Customers who pay for their care through UMR have a cheaper copay for COVID-19 testing. Members can also ask for telehealth appointments. These could be audio-only or video-based. However, these services are subject to visit caps and can have other limitations imposed by the health plan. The UMR benefits will be handled following the member’s plan. Although this is a terrific way to get access to healthcare, it shouldn’t be your only choice.

Conclusion

When selecting the best health insurance option for you, there are a few questions you should ask yourself, such as:

  • How much will it cost you overall? Think about your deductible and your potential out-of-pocket expenses in addition to the monthly premium you pay your insurance provider.
  • Are the medical professionals you prefer “in-network”? Each insurance provider has a specific provider network that they operate with. Make sure the doctors you want to see are part of the network before enrolling in a plan.
  • What kind of plan is it? If you enroll in a Health Maintenance Organization (HMO) plan, you won’t typically be covered if you seek out-of-network care unless it’s an emergency. If you choose a Point of Service (POS) plan, you must obtain a recommendation from your primary care physician to see a specialist. Your out-of-pocket expenses will vary depending on the type of plan you select.
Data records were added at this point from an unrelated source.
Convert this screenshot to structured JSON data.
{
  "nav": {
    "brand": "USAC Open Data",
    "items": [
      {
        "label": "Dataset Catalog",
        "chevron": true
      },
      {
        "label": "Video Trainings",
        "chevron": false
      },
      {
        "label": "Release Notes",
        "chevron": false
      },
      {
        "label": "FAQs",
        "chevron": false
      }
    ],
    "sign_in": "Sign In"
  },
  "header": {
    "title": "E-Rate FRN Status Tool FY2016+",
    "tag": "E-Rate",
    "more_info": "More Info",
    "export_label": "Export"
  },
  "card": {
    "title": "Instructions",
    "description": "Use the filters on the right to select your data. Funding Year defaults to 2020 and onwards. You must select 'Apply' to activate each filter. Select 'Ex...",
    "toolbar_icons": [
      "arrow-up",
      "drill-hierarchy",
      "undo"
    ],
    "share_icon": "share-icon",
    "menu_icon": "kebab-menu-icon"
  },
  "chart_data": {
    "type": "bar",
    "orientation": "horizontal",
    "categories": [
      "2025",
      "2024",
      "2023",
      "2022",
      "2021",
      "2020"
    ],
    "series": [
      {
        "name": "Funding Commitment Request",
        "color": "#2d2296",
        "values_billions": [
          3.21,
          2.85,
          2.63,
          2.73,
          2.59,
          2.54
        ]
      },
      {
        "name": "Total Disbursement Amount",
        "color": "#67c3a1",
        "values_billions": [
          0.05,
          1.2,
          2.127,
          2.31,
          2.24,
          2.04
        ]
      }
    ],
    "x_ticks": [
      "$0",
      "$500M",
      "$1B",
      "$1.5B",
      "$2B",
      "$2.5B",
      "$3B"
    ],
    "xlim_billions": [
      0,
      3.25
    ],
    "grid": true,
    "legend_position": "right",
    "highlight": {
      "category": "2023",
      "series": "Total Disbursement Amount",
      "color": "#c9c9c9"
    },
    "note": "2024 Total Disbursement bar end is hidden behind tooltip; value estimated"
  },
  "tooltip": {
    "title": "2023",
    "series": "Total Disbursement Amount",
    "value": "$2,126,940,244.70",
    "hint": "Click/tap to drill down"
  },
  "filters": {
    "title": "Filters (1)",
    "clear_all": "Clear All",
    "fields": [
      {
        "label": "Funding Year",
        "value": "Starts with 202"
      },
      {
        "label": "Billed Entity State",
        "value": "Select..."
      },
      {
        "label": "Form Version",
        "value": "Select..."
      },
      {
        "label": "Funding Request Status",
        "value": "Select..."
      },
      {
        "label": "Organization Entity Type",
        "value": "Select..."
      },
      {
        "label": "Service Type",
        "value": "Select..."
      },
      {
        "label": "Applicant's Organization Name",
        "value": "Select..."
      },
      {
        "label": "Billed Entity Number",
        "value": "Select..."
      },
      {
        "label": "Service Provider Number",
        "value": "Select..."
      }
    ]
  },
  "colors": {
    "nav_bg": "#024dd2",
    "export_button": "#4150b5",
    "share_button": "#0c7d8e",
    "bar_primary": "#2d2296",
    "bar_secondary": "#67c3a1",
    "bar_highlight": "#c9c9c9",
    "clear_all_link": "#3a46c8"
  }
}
It is advised that you seek the help of a health insurance navigator if you are having trouble deciding which plan is appropriate for you. They are qualified to assist you in comparing plans and determining your eligibility for financial aid. Visit HealthCare.gov and put your ZIP code in to get a health insurance navigator. The public has free, secure access to these services “around the nation.”

A health insurance broker is still an option. Because health insurers pay them, doing so is frequently free. Reaching out can make you feel more certain about your choice because there is “actually no danger to you to do so.”